Love’s Labour Lost
By Nancy Powell
“Mother, I will never relinquish you. Mother, I will always seek your emblem. At least The Curse I inflicted upon you gave me this.”
—James Ellroy, from The Hilliker Curse
Some men live entire lives in pursuit of voracious appetites, and James Ellroy is one of them. His obsession—an overzealous protector of women with a love ’em and leave ’em ease—might just make him that much more despicable or pathetic, depending on the point of view. Voyeur, pervert, fatuous seeker of women who seeks to quiet the neurotic impulses that fire away in his mind and destroy the mythic embrace of his murdered mother. Where My Dark Places was a glimpse behind the twisted genius redeemed, The Hilliker Curse is nihilistic justification for why Ellroy must continuously seek to destroy that hard-earned redemption.
The sequel to his powerful memoir serves dual purposes. It is at once pious retribution and overzealous exaltation of one woman, the mythic Geneva “Jean” Hilliker, the mother who was murdered in cold, Black Dahlia fashion when Ellroy was the tender age of 10. In the opening chapters of the book, Ellroy relives his Freudian thoughts of his mother, her numbered days and subsequent disruptive influence of a dead-end father during his impressionable adolescence.
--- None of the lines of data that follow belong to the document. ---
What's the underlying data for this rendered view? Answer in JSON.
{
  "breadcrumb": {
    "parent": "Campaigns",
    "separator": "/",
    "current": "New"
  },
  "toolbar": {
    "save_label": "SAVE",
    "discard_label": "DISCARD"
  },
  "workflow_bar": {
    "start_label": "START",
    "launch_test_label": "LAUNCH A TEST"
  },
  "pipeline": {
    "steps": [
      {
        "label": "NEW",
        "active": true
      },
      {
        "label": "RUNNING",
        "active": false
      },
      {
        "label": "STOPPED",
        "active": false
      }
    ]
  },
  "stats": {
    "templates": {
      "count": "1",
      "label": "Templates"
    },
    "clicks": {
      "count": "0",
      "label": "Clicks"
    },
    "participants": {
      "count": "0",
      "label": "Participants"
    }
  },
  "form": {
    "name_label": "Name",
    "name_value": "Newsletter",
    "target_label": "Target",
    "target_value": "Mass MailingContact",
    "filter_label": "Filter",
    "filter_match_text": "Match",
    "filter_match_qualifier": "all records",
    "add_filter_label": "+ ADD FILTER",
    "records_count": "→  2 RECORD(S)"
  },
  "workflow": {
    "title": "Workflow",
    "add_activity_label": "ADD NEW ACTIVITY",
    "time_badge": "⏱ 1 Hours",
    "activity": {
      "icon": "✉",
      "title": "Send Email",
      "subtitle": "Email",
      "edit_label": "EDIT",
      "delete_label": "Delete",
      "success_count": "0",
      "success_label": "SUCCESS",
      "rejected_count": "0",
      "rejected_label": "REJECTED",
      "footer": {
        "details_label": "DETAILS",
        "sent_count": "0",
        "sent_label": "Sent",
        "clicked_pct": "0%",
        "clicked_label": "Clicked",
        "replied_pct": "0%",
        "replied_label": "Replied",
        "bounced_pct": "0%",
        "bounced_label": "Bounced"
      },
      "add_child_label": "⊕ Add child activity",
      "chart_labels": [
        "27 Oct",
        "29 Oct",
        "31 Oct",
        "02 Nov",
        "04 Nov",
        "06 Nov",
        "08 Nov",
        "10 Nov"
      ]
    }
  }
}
His obsessive-compulsive hold on women builds. He is first a Peeping Tom, of his mother and the neighboring Hancock Park girls; after his descent and recovery from alcoholism and drugs, he turns his unflinching eye towards finding the one true love that will quash the ghost of Jean Hilliker. It is not his first wife, whom he divorces. Nor is it with his second marriage, to supposed soul mate and confidante, Helen Knode. She gets the raw end of the deal; a burgeoning career as novelist that’s derailed by Ellroy’s descent into insanity, a woman whose profound sacrifice he recognizes yet is powerless to stop.
His obsession is personified by “wed, impregnate, contain.” The woman he meets next, the wish named Joan, is the polar opposite in temperament and personality. She is left wing liberal feminist to Ellroy’s near right wing fascist. He starts an affair with her while married to Knode. As with each conquest, the courtship blossoms, but turns to obsession and possessive smothering. Pretty soon, his world revolves around perceived infidelities and jealousies run amuck: “Love me and save me and let me love and save you.”
It is sickening to behold Ellroy’s single-minded pursuit of women, a conservative fascist with borderline chauvinistic tendencies towards women, but who also somehow manages to remain the chivalrous knight gallivanting to her aid. Ellroy is genius incarnate when it comes to crime noir, but even with the enigma of Ellroy, he is no less gifted. As much as any woman would want to close the book completely and dismiss it as rubbish, Ellroy’s raw, emotive style and sheer force of will both draws and terrorizes the reader. We wish Ellroy the best of luck with his romantic exploits, but know by book’s end that any woman who braves Ellroy’s heart is doomed to suffer in the shadow of Jean Hilliker.
“I have spent five decades in search of one woman to destroy a myth . . . The Curse was half a blessing,” writes Ellroy. “I’ve survived just fine.”
Wishful thinking. Here’s to hoping that one of these days Ellroy finally finds what he is looking for.
The Hilliker Curse: My Pursuit of Women by James Ellroy. Alfred A. Knopf, hardcover, 203 pgs. List price $24.95.